Ses épais cheveux blonds étaient soigneusement coiffés vers l'arrière, faisant ressortir ses yeux noisette mouchetés de vert, ma grand-mère n'avait surement pas pu laisser à son fils la couleur de ses yeux originelle, le marron sans aucun doute, mais elle avait quand même réussi à les laisser noisette, les éclats verts donnant de toute façon une impression pas du tout naturelle. J'aurais tellement voulu connaitre la vraie couleur de ses iris, de celle de Galaad, d'Iris, d'Ayaan, de Sofian et Morgan, et avant tout, des miennes. Aurais-je eu les yeux bleus ? Ou alors marrons, comme grand-mère ? J'aurais tellement voulu, il aurait suffi que je me regarde dans un miroir pour avoir l'impression de la revoir.

Quand j'aurai des enfants, et j'en aurai très certainement - les Malkam voudront un héritier – je supplierai Ayaan de ne pas toucher à leurs yeux.

Et voilà, je repensais encore à lui, à notre mariage. J'en eus la nausée, le mariage était dans sept jours, sept jours ! Dans sept misérables jours, j'aurais tout perdu... Mais pouvais-je dire que j'allais perdre ma liberté ? Je n'étais même pas sûr de savoir ce que cela signifiait vraiment...
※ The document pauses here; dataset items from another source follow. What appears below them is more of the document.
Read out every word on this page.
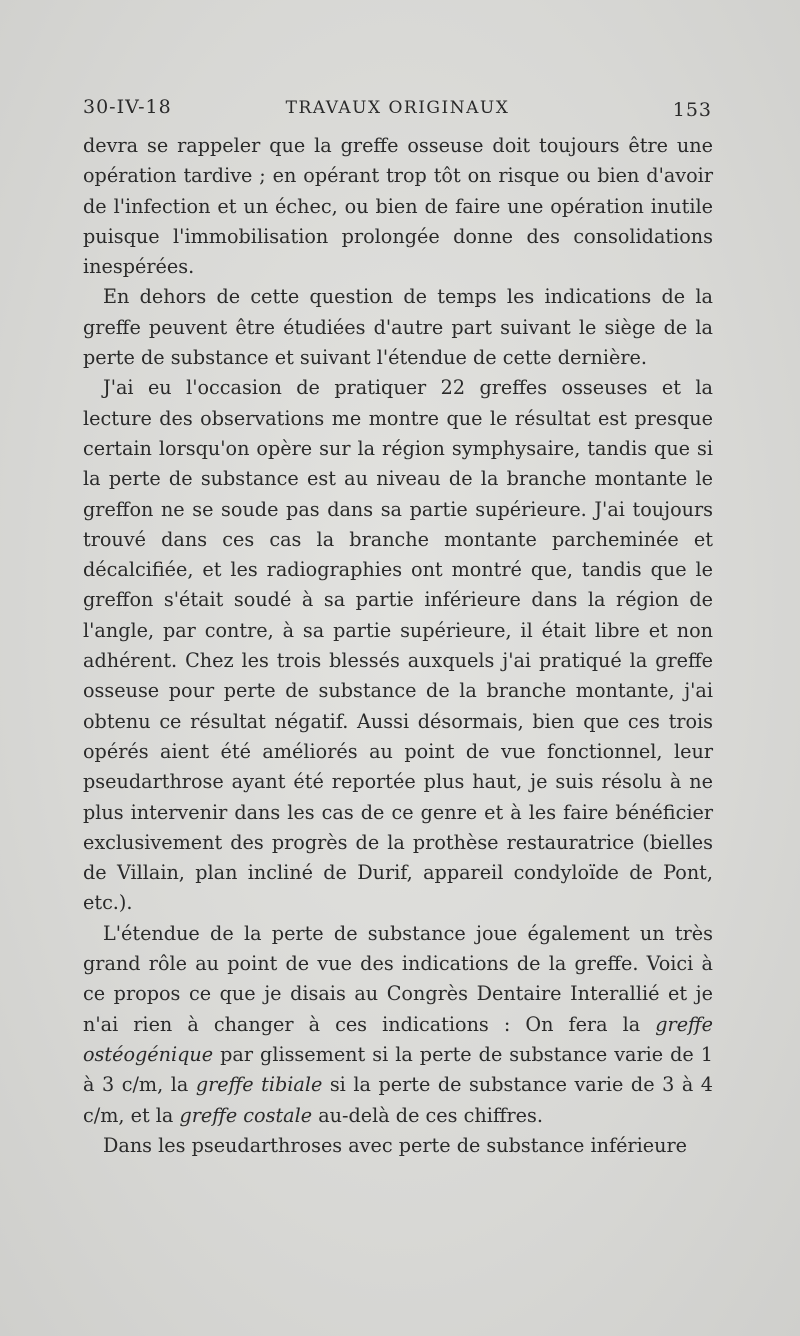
30-IV-18	TRAVAUX ORIGINAUX	153

devra se rappeler que la greffe osseuse doit toujours être une opération tardive ; en opérant trop tôt on risque ou bien d'avoir de l'infection et un échec, ou bien de faire une opération inutile puisque l'immobilisation prolongée donne des consolidations inespérées.

En dehors de cette question de temps les indications de la greffe peuvent être étudiées d'autre part suivant le siège de la perte de substance et suivant l'étendue de cette dernière.

J'ai eu l'occasion de pratiquer 22 greffes osseuses et la lecture des observations me montre que le résultat est presque certain lorsqu'on opère sur la région symphysaire, tandis que si la perte de substance est au niveau de la branche montante le greffon ne se soude pas dans sa partie supérieure. J'ai toujours trouvé dans ces cas la branche montante parcheminée et décalcifiée, et les radiographies ont montré que, tandis que le greffon s'était soudé à sa partie inférieure dans la région de l'angle, par contre, à sa partie supérieure, il était libre et non adhérent. Chez les trois blessés auxquels j'ai pratiqué la greffe osseuse pour perte de substance de la branche montante, j'ai obtenu ce résultat négatif. Aussi désormais, bien que ces trois opérés aient été améliorés au point de vue fonctionnel, leur pseudarthrose ayant été reportée plus haut, je suis résolu à ne plus intervenir dans les cas de ce genre et à les faire bénéficier exclusivement des progrès de la prothèse restauratrice (bielles de Villain, plan incliné de Durif, appareil condyloïde de Pont, etc.).

L'étendue de la perte de substance joue également un très grand rôle au point de vue des indications de la greffe. Voici à ce propos ce que je disais au Congrès Dentaire Interallié et je n'ai rien à changer à ces indications : On fera la greffe ostéogénique par glissement si la perte de substance varie de 1 à 3 c/m, la greffe tibiale si la perte de substance varie de 3 à 4 c/m, et la greffe costale au-delà de ces chiffres.

Dans les pseudarthroses avec perte de substance inférieure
Lorsque je retournai dans ma chambre, après avoir rapidement pris mon petit déjeuner –je ne voulais pas rester une minute de plus avec ces gens qui se faisaient passer pour ma famille- je fus surprise de trouver une magnifique boite posée sur ma table de nuit.

Précautionneusement, je la pris dans mes mains et l'observai avec curiosité. Elle était entièrement faite en diamant, seul le fermoir était dans un autre matériau, du jade, compris-je.